A few months ago we reported on a study about how addicted youth are to their digital technology and the media and connection it brings them.  More schools are trying to get in on the tech scene, with some districts starting as early as kindergarten. Today's youth are certainly more savvy when it comes to integrating technology into their daily lives. But many young people lack critical skills in understanding, analyzing, and evaluating the media and messages they're regularly exposed to. That's why a book like Rethinking Popular Culture and Media, edited by Elizabeth Marshall and Ozlem Sensoy of Rethinking Schools, is so essential.

Rethinking Popular Culture and Media is designed to help educators help their students reflect on the influence and messages in media, gain fluency in understanding and interpreting popular culture, and learn skills to ensure that they're making informed choices.

The book is divided into several parts, in turn exploring corporate influence on youth and schools; dissecting the impact of pop culture on how we understand historical events and people; unpacking issues of race, class, gender, etc., in popular culture and media; analyzing how students and teachers are portrayed in media; and examining opportunities for positive action. The articles range from essays about particular issues and actions, to lesson plan ideas, to resources.

While the philosophical essays are interesting and relevant, the most useful sections of the book for most teachers will be those that offer specific curriculum ideas (e.g., sweatshop accounting, gender stereotypes, bias in the news) and those that analyze and dissect specific examples of media (e.g., Columbus in children's literature, fairy tales and cartoons, music videos).
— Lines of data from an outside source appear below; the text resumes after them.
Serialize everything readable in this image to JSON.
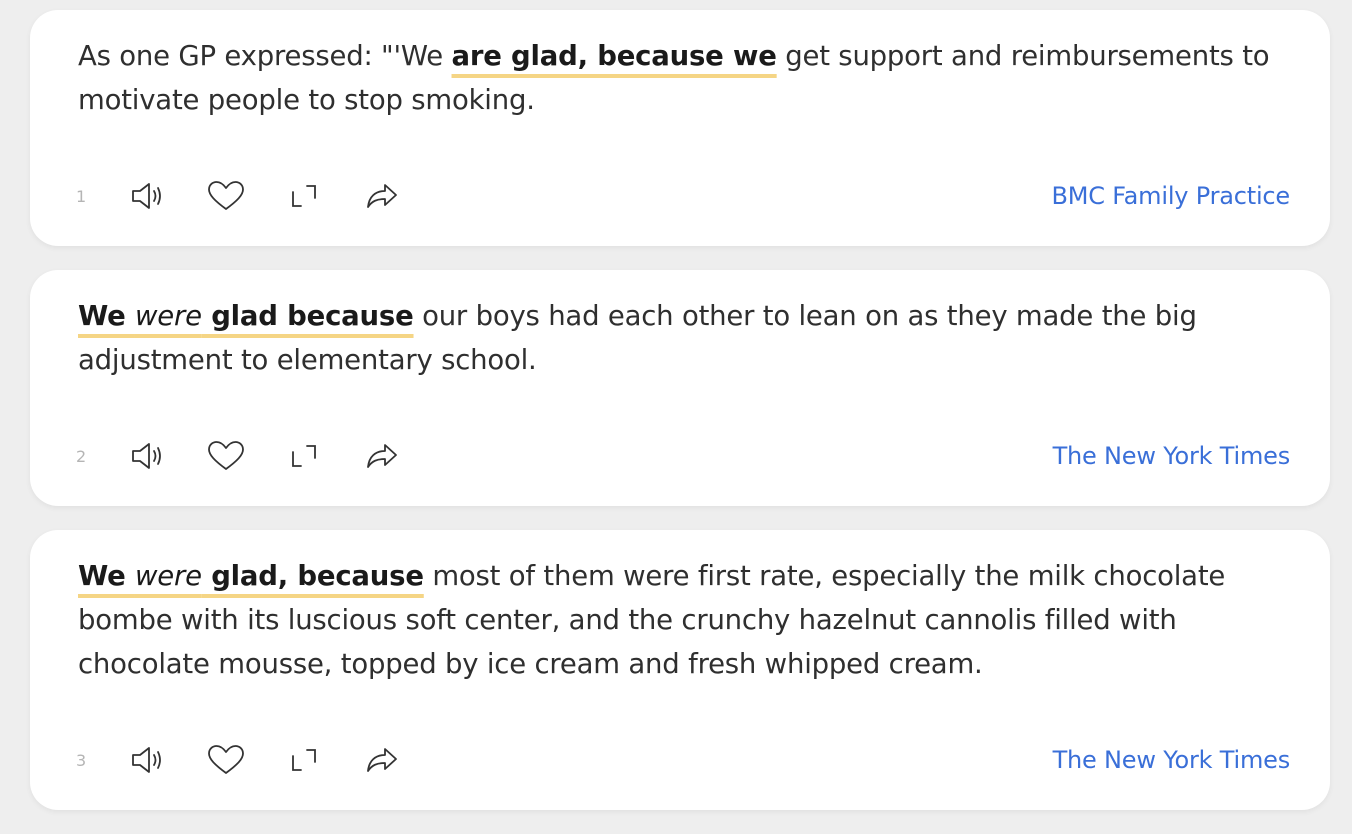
{
  "results": [
    {
      "number": "1",
      "before": "As one GP expressed: \"'We ",
      "highlight": [
        "are glad, because we"
      ],
      "after": " get support and reimbursements to motivate people to stop smoking.",
      "source": "BMC Family Practice"
    },
    {
      "number": "2",
      "before": "",
      "highlight": [
        "We ",
        "were",
        " glad because"
      ],
      "after": " our boys had each other to lean on as they made the big adjustment to elementary school.",
      "source": "The New York Times"
    },
    {
      "number": "3",
      "before": "",
      "highlight": [
        "We ",
        "were",
        " glad, because"
      ],
      "after": " most of them were first rate, especially the milk chocolate bombe with its luscious soft center, and the crunchy hazelnut cannolis filled with chocolate mousse, topped by ice cream and fresh whipped cream.",
      "source": "The New York Times"
    }
  ],
  "icons": {
    "listen": "speaker-icon",
    "like": "heart-icon",
    "expand": "expand-icon",
    "share": "share-icon"
  },
  "colors": {
    "background": "#eeeeee",
    "card": "#ffffff",
    "highlight_underline": "#f5d585",
    "source_link": "#3a6fd8"
  }
}
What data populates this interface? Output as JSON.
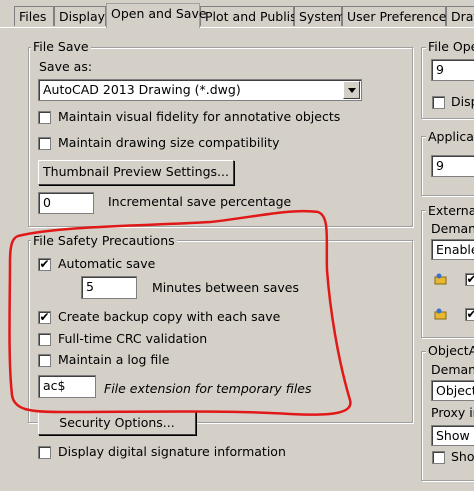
{
  "tabs": [
    {
      "label": "Files"
    },
    {
      "label": "Display"
    },
    {
      "label": "Open and Save"
    },
    {
      "label": "Plot and Publish"
    },
    {
      "label": "System"
    },
    {
      "label": "User Preferences"
    },
    {
      "label": "Draft"
    }
  ],
  "file_save": {
    "title": "File Save",
    "save_as_label": "Save as:",
    "save_as_value": "AutoCAD 2013 Drawing (*.dwg)",
    "visual_fidelity": "Maintain visual fidelity for annotative objects",
    "drawing_size": "Maintain drawing size compatibility",
    "thumbnail_button": "Thumbnail Preview Settings...",
    "incremental_value": "0",
    "incremental_label": "Incremental save percentage"
  },
  "file_safety": {
    "title": "File Safety Precautions",
    "automatic_save": "Automatic save",
    "minutes_value": "5",
    "minutes_label": "Minutes between saves",
    "backup_copy": "Create backup copy with each save",
    "crc": "Full-time CRC validation",
    "log_file": "Maintain a log file",
    "ext_value": "ac$",
    "ext_label": "File extension for temporary files",
    "security_button": "Security Options...",
    "digital_signature": "Display digital signature information"
  },
  "right": {
    "file_open_title": "File Ope",
    "file_open_value": "9",
    "disp_label": "Disp",
    "application_title": "Applicatio",
    "application_value": "9",
    "external_title": "External",
    "demand_label": "Demane",
    "enable_value": "Enable",
    "objectarx_title": "ObjectAR",
    "demand2_label": "Demano",
    "object_value": "Object",
    "proxy_label": "Proxy in",
    "show_value": "Show p",
    "show_label": "Sho"
  },
  "colors": {
    "annotation": "#e01818",
    "background": "#d4d0c8"
  }
}
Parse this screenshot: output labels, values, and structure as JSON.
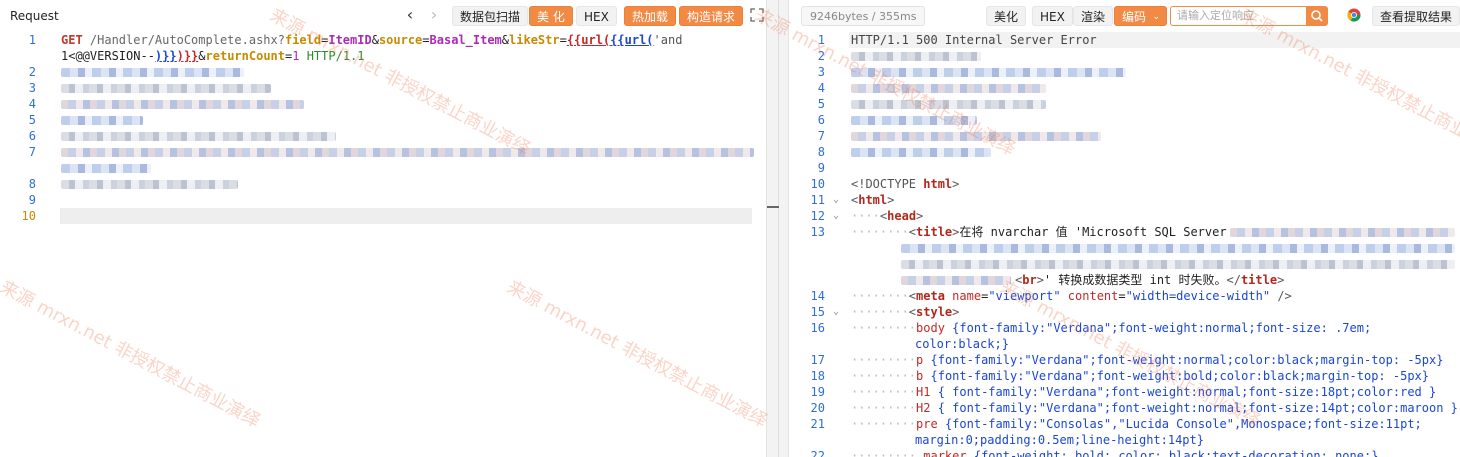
{
  "request": {
    "title": "Request",
    "buttons": {
      "scan": "数据包扫描",
      "beautify": "美 化",
      "hex": "HEX",
      "hotload": "热加载",
      "construct": "构造请求"
    },
    "line_numbers": [
      "1",
      "2",
      "3",
      "4",
      "5",
      "6",
      "7",
      "8",
      "9",
      "10"
    ],
    "line1": {
      "method": "GET",
      "path": " /Handler/AutoComplete.ashx?",
      "p1": "field",
      "eq1": "=",
      "v1": "ItemID",
      "amp1": "&",
      "p2": "source",
      "eq2": "=",
      "v2": "Basal_Item",
      "amp2": "&",
      "p3": "likeStr",
      "eq3": "=",
      "v3a": "{{url(",
      "v3b": "{{url(",
      "v3c": "'and",
      "cont": "1<@@VERSION--",
      "v3d": ")}}",
      "v3e": ")}}",
      "amp3": "&",
      "p4": "returnCount",
      "eq4": "=",
      "v4": "1",
      "proto": " HTTP/1.1"
    }
  },
  "response": {
    "stats": "9246bytes / 355ms",
    "buttons": {
      "beautify": "美化",
      "hex": "HEX",
      "render": "渲染",
      "encoding": "编码",
      "view_results": "查看提取结果"
    },
    "search_placeholder": "请输入定位响应",
    "line_numbers": [
      "1",
      "2",
      "3",
      "4",
      "5",
      "6",
      "7",
      "8",
      "9",
      "10",
      "11",
      "12",
      "13",
      "14",
      "15",
      "16",
      "17",
      "18",
      "19",
      "20",
      "21",
      "22"
    ],
    "status_line": "HTTP/1.1 500 Internal Server Error",
    "doctype": "<!DOCTYPE ",
    "doctype_name": "html",
    "html_tag": "html",
    "head_tag": "head",
    "title_tag": "title",
    "title_text_a": "在将 nvarchar 值 'Microsoft SQL Server",
    "br_tag": "br",
    "title_text_b": "' 转换成数据类型 int 时失败。",
    "meta_tag": "meta",
    "meta_attr1": "name",
    "meta_val1": "\"viewport\"",
    "meta_attr2": "content",
    "meta_val2": "\"width=device-width\"",
    "style_tag": "style",
    "css": [
      {
        "sel": "body",
        "rule": "{font-family:\"Verdana\";font-weight:normal;font-size: .7em;",
        "cont": "color:black;}"
      },
      {
        "sel": "p",
        "rule": "{font-family:\"Verdana\";font-weight:normal;color:black;margin-top: -5px}"
      },
      {
        "sel": "b",
        "rule": "{font-family:\"Verdana\";font-weight:bold;color:black;margin-top: -5px}"
      },
      {
        "sel": "H1",
        "rule": "{ font-family:\"Verdana\";font-weight:normal;font-size:18pt;color:red }"
      },
      {
        "sel": "H2",
        "rule": "{ font-family:\"Verdana\";font-weight:normal;font-size:14pt;color:maroon }"
      },
      {
        "sel": "pre",
        "rule": "{font-family:\"Consolas\",\"Lucida Console\",Monospace;font-size:11pt;",
        "cont": "margin:0;padding:0.5em;line-height:14pt}"
      },
      {
        "sel": ".marker",
        "rule": "{font-weight: bold; color: black;text-decoration: none;}"
      }
    ]
  },
  "watermark": "来源 mrxn.net 非授权禁止商业演绎",
  "colors": {
    "accent": "#f08a45",
    "line_number": "#2f6fd6"
  }
}
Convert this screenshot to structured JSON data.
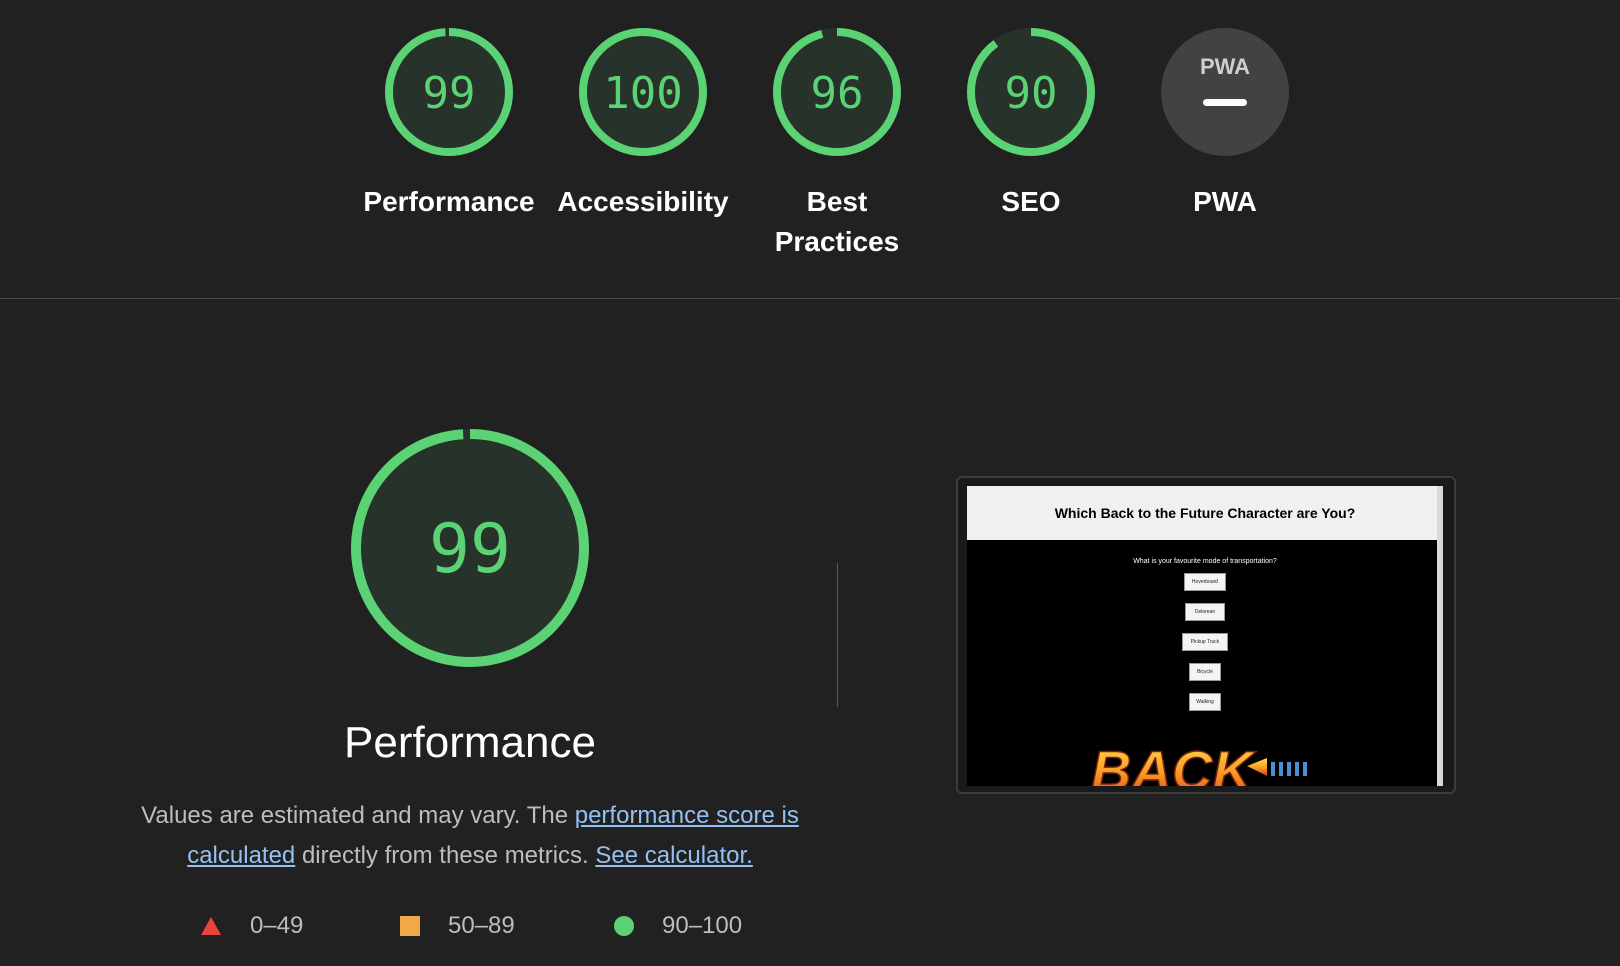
{
  "colors": {
    "background": "#212121",
    "pass": "#5bd374",
    "pass_fill": "#27322b",
    "average": "#f3a948",
    "fail": "#e8453c",
    "na": "#424242",
    "link": "#94c0f2"
  },
  "categories": [
    {
      "score": "99",
      "score_value": 99,
      "label": "Performance"
    },
    {
      "score": "100",
      "score_value": 100,
      "label": "Accessibility"
    },
    {
      "score": "96",
      "score_value": 96,
      "label": "Best Practices"
    },
    {
      "score": "90",
      "score_value": 90,
      "label": "SEO"
    },
    {
      "score": "",
      "badge": "PWA",
      "label": "PWA",
      "icon": "pwa-icon"
    }
  ],
  "performance": {
    "score": "99",
    "score_value": 99,
    "title": "Performance",
    "desc_prefix": "Values are estimated and may vary. The",
    "desc_link1": "performance score is calculated",
    "desc_middle": "directly from these metrics.",
    "desc_link2": "See calculator."
  },
  "legend": [
    {
      "range": "0–49",
      "icon": "triangle-icon"
    },
    {
      "range": "50–89",
      "icon": "square-icon"
    },
    {
      "range": "90–100",
      "icon": "circle-icon"
    }
  ],
  "thumbnail": {
    "page_title": "Which Back to the Future Character are You?",
    "question": "What is your favourite mode of transportation?",
    "options": [
      "Hoverboard",
      "Delorean",
      "Pickup Truck",
      "Bicycle",
      "Walking"
    ],
    "logo_text": "BACK"
  }
}
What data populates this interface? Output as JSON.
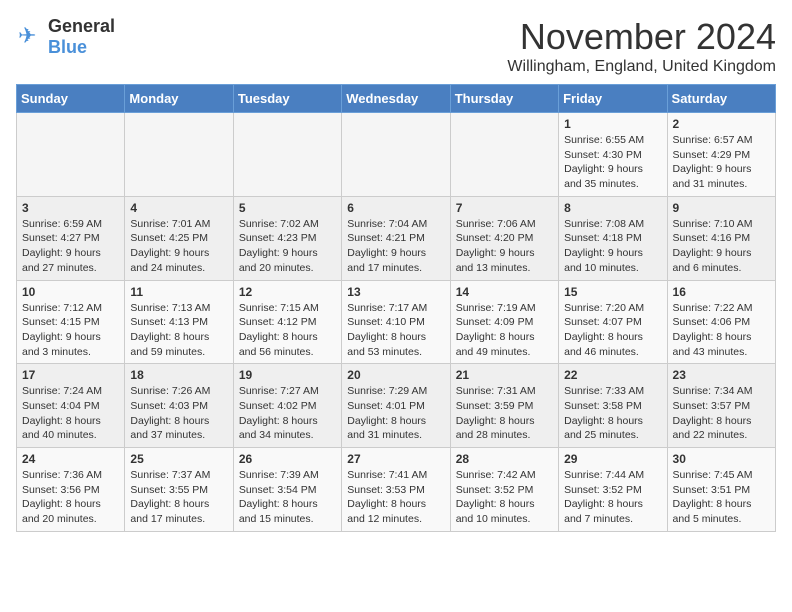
{
  "logo": {
    "general": "General",
    "blue": "Blue"
  },
  "title": "November 2024",
  "location": "Willingham, England, United Kingdom",
  "weekdays": [
    "Sunday",
    "Monday",
    "Tuesday",
    "Wednesday",
    "Thursday",
    "Friday",
    "Saturday"
  ],
  "weeks": [
    [
      {
        "day": "",
        "info": ""
      },
      {
        "day": "",
        "info": ""
      },
      {
        "day": "",
        "info": ""
      },
      {
        "day": "",
        "info": ""
      },
      {
        "day": "",
        "info": ""
      },
      {
        "day": "1",
        "info": "Sunrise: 6:55 AM\nSunset: 4:30 PM\nDaylight: 9 hours\nand 35 minutes."
      },
      {
        "day": "2",
        "info": "Sunrise: 6:57 AM\nSunset: 4:29 PM\nDaylight: 9 hours\nand 31 minutes."
      }
    ],
    [
      {
        "day": "3",
        "info": "Sunrise: 6:59 AM\nSunset: 4:27 PM\nDaylight: 9 hours\nand 27 minutes."
      },
      {
        "day": "4",
        "info": "Sunrise: 7:01 AM\nSunset: 4:25 PM\nDaylight: 9 hours\nand 24 minutes."
      },
      {
        "day": "5",
        "info": "Sunrise: 7:02 AM\nSunset: 4:23 PM\nDaylight: 9 hours\nand 20 minutes."
      },
      {
        "day": "6",
        "info": "Sunrise: 7:04 AM\nSunset: 4:21 PM\nDaylight: 9 hours\nand 17 minutes."
      },
      {
        "day": "7",
        "info": "Sunrise: 7:06 AM\nSunset: 4:20 PM\nDaylight: 9 hours\nand 13 minutes."
      },
      {
        "day": "8",
        "info": "Sunrise: 7:08 AM\nSunset: 4:18 PM\nDaylight: 9 hours\nand 10 minutes."
      },
      {
        "day": "9",
        "info": "Sunrise: 7:10 AM\nSunset: 4:16 PM\nDaylight: 9 hours\nand 6 minutes."
      }
    ],
    [
      {
        "day": "10",
        "info": "Sunrise: 7:12 AM\nSunset: 4:15 PM\nDaylight: 9 hours\nand 3 minutes."
      },
      {
        "day": "11",
        "info": "Sunrise: 7:13 AM\nSunset: 4:13 PM\nDaylight: 8 hours\nand 59 minutes."
      },
      {
        "day": "12",
        "info": "Sunrise: 7:15 AM\nSunset: 4:12 PM\nDaylight: 8 hours\nand 56 minutes."
      },
      {
        "day": "13",
        "info": "Sunrise: 7:17 AM\nSunset: 4:10 PM\nDaylight: 8 hours\nand 53 minutes."
      },
      {
        "day": "14",
        "info": "Sunrise: 7:19 AM\nSunset: 4:09 PM\nDaylight: 8 hours\nand 49 minutes."
      },
      {
        "day": "15",
        "info": "Sunrise: 7:20 AM\nSunset: 4:07 PM\nDaylight: 8 hours\nand 46 minutes."
      },
      {
        "day": "16",
        "info": "Sunrise: 7:22 AM\nSunset: 4:06 PM\nDaylight: 8 hours\nand 43 minutes."
      }
    ],
    [
      {
        "day": "17",
        "info": "Sunrise: 7:24 AM\nSunset: 4:04 PM\nDaylight: 8 hours\nand 40 minutes."
      },
      {
        "day": "18",
        "info": "Sunrise: 7:26 AM\nSunset: 4:03 PM\nDaylight: 8 hours\nand 37 minutes."
      },
      {
        "day": "19",
        "info": "Sunrise: 7:27 AM\nSunset: 4:02 PM\nDaylight: 8 hours\nand 34 minutes."
      },
      {
        "day": "20",
        "info": "Sunrise: 7:29 AM\nSunset: 4:01 PM\nDaylight: 8 hours\nand 31 minutes."
      },
      {
        "day": "21",
        "info": "Sunrise: 7:31 AM\nSunset: 3:59 PM\nDaylight: 8 hours\nand 28 minutes."
      },
      {
        "day": "22",
        "info": "Sunrise: 7:33 AM\nSunset: 3:58 PM\nDaylight: 8 hours\nand 25 minutes."
      },
      {
        "day": "23",
        "info": "Sunrise: 7:34 AM\nSunset: 3:57 PM\nDaylight: 8 hours\nand 22 minutes."
      }
    ],
    [
      {
        "day": "24",
        "info": "Sunrise: 7:36 AM\nSunset: 3:56 PM\nDaylight: 8 hours\nand 20 minutes."
      },
      {
        "day": "25",
        "info": "Sunrise: 7:37 AM\nSunset: 3:55 PM\nDaylight: 8 hours\nand 17 minutes."
      },
      {
        "day": "26",
        "info": "Sunrise: 7:39 AM\nSunset: 3:54 PM\nDaylight: 8 hours\nand 15 minutes."
      },
      {
        "day": "27",
        "info": "Sunrise: 7:41 AM\nSunset: 3:53 PM\nDaylight: 8 hours\nand 12 minutes."
      },
      {
        "day": "28",
        "info": "Sunrise: 7:42 AM\nSunset: 3:52 PM\nDaylight: 8 hours\nand 10 minutes."
      },
      {
        "day": "29",
        "info": "Sunrise: 7:44 AM\nSunset: 3:52 PM\nDaylight: 8 hours\nand 7 minutes."
      },
      {
        "day": "30",
        "info": "Sunrise: 7:45 AM\nSunset: 3:51 PM\nDaylight: 8 hours\nand 5 minutes."
      }
    ]
  ]
}
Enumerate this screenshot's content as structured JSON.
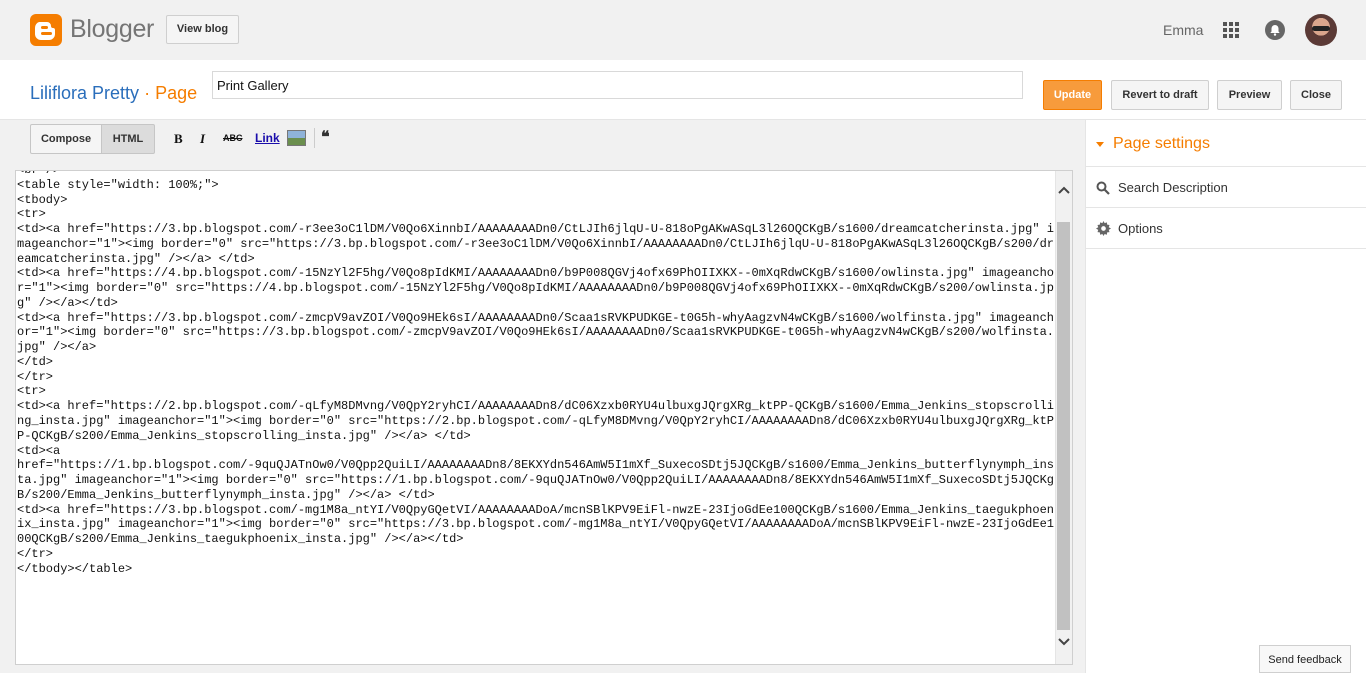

The essays on empowering students to take positive action on media issues is also essential reading. When you consider that youth between the ages of 8 and 18 spend nearly 8 hours a day (every day) engaged with all sorts of media (according to a Kaiser Family Institute Study), we as educators, parents, and concerned citizens have a responsibility and an opportunity to ensure that our youth are informed choicemakers, rather than unconscious consumers. Books like Rethinking Popular Culture and Media are an important part of that strategy.